Okay, so I thought, like most of my compatriots here at MovieChopShop, that Twilight was stupid. Every now and again you run across something that is so pop culturally pervasive that you are almost required to see it in order to avoid being frustratingly out of the loop. After seeing the film, I’m glad that I’m in the loop, I just wish the loop weren’t so silly.

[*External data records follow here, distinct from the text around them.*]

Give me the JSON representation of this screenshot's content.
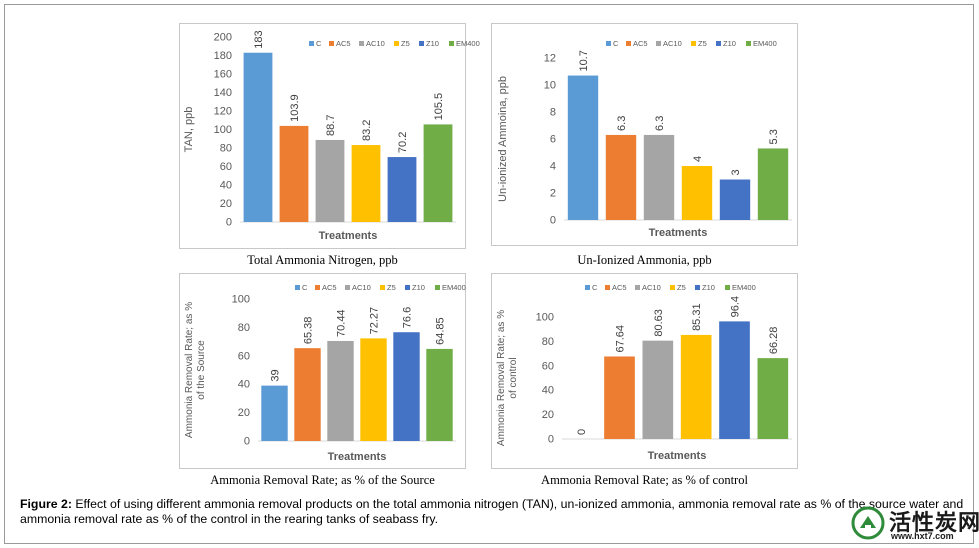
{
  "legend": [
    "C",
    "AC5",
    "AC10",
    "Z5",
    "Z10",
    "EM400"
  ],
  "colors": {
    "C": "#5b9bd5",
    "AC5": "#ed7d31",
    "AC10": "#a5a5a5",
    "Z5": "#ffc000",
    "Z10": "#4472c4",
    "EM400": "#70ad47",
    "axis_text": "#595959",
    "gridline": "#d9d9d9"
  },
  "caption": {
    "label": "Figure 2:",
    "text": " Effect of using different ammonia removal products on the total ammonia nitrogen (TAN), un-ionized ammonia, ammonia removal rate as % of the source water and ammonia removal rate as % of the control in the rearing tanks of seabass fry."
  },
  "logo": {
    "name": "活性炭网",
    "url": "www.hxt7.com"
  },
  "chart_data": [
    {
      "type": "bar",
      "title": "Total Ammonia Nitrogen, ppb",
      "xlabel": "Treatments",
      "ylabel": "TAN, ppb",
      "categories": [
        "C",
        "AC5",
        "AC10",
        "Z5",
        "Z10",
        "EM400"
      ],
      "values": [
        183,
        103.9,
        88.7,
        83.2,
        70.2,
        105.5
      ],
      "value_labels": [
        "183",
        "103.9",
        "88.7",
        "83.2",
        "70.2",
        "105.5"
      ],
      "ylim": [
        0,
        200
      ],
      "yticks": [
        0,
        20,
        40,
        60,
        80,
        100,
        120,
        140,
        160,
        180,
        200
      ],
      "legend_position": "top-right"
    },
    {
      "type": "bar",
      "title": "Un-Ionized Ammonia, ppb",
      "xlabel": "Treatments",
      "ylabel": "Un-ionized Ammoina, ppb",
      "categories": [
        "C",
        "AC5",
        "AC10",
        "Z5",
        "Z10",
        "EM400"
      ],
      "values": [
        10.7,
        6.3,
        6.3,
        4,
        3,
        5.3
      ],
      "value_labels": [
        "10.7",
        "6.3",
        "6.3",
        "4",
        "3",
        "5.3"
      ],
      "ylim": [
        0,
        12
      ],
      "yticks": [
        0,
        2,
        4,
        6,
        8,
        10,
        12
      ],
      "legend_position": "top-right"
    },
    {
      "type": "bar",
      "title": "Ammonia Removal Rate; as % of the Source",
      "xlabel": "Treatments",
      "ylabel_lines": [
        "Ammonia Removal Rate; as %",
        "of the Source"
      ],
      "categories": [
        "C",
        "AC5",
        "AC10",
        "Z5",
        "Z10",
        "EM400"
      ],
      "values": [
        39,
        65.38,
        70.44,
        72.27,
        76.6,
        64.85
      ],
      "value_labels": [
        "39",
        "65.38",
        "70.44",
        "72.27",
        "76.6",
        "64.85"
      ],
      "ylim": [
        0,
        100
      ],
      "yticks": [
        0,
        20,
        40,
        60,
        80,
        100
      ],
      "legend_position": "top-right"
    },
    {
      "type": "bar",
      "title": "Ammonia Removal Rate; as % of control",
      "xlabel": "Treatments",
      "ylabel_lines": [
        "Ammonia Removal Rate; as %",
        "of control"
      ],
      "categories": [
        "C",
        "AC5",
        "AC10",
        "Z5",
        "Z10",
        "EM400"
      ],
      "values": [
        0,
        67.64,
        80.63,
        85.31,
        96.4,
        66.28
      ],
      "value_labels": [
        "0",
        "67.64",
        "80.63",
        "85.31",
        "96.4",
        "66.28"
      ],
      "ylim": [
        0,
        100
      ],
      "yticks": [
        0,
        20,
        40,
        60,
        80,
        100
      ],
      "legend_position": "top-right"
    }
  ]
}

But I don’t think I’m alone in seeing the potential in this material. I love a good vampire movie as much as the next guy, but more when they actually try to explore the complexity of being one–like in Interview with the Vampire. And every now and again, it’s just cool to see John Carpenter put a badass, eighties action movie spin on the horror genre like he did with Vampires. The fact that Twilight is framed like a Dawson’s Creek romance kind of begs to be mocked, but it is one of the pop cultural phenomena of the moment, so we have to resign ourselves to its existence and that most of us will probably see next movies in the series out of a sense of obligation. I know I will. Robert Pattinson is, after all, ten million different kinds of dreamy.
But with the rumor mill grinding away, I think we have reason to feel optimistic about the third film in the series, as it looks like Juan Antonio Bayona, director of the supernatural horror flick The Orphanage (loved by many, unseen by me) could be helming the third one. I for one have been a Catherine Hardwicke fan for a while just on the basis of how cool Lords of Dogtown was (check it out, pretty fun) but she clearly had no idea what to do with the Twilight material. Then again, I’m not really sure what you could do to make that story non-totally silly, but I think a more auteurish approach could yield some interesting results. If the studio is leaning toward Bayona as a choice, they are clearly trying to replicate the success that the Harry Potter series enjoyed after bringing Alfonso Cuaron on to direct the third installment. Albiet, Harry Potter provides much more interesting source material than Twilight, but I’m all for bringing indie-directors in for big studio properties. Maybe Bayona can find something interesting in the series while all Hardwicke could really find were sweaty looking vampires with hair that made them look eight feet tall.
Oh, but one choice that I liked in Hardwicke’s film: the absolutely terrifying Peter Facinelli (known to many of us out there gifted enough to remember such a great performance, as Mike Dexter from Can’t Hardly Wait) played the leader of the vampire coven dude. I really hope he comes back. That casting was a masterstroke. I laughed a lot.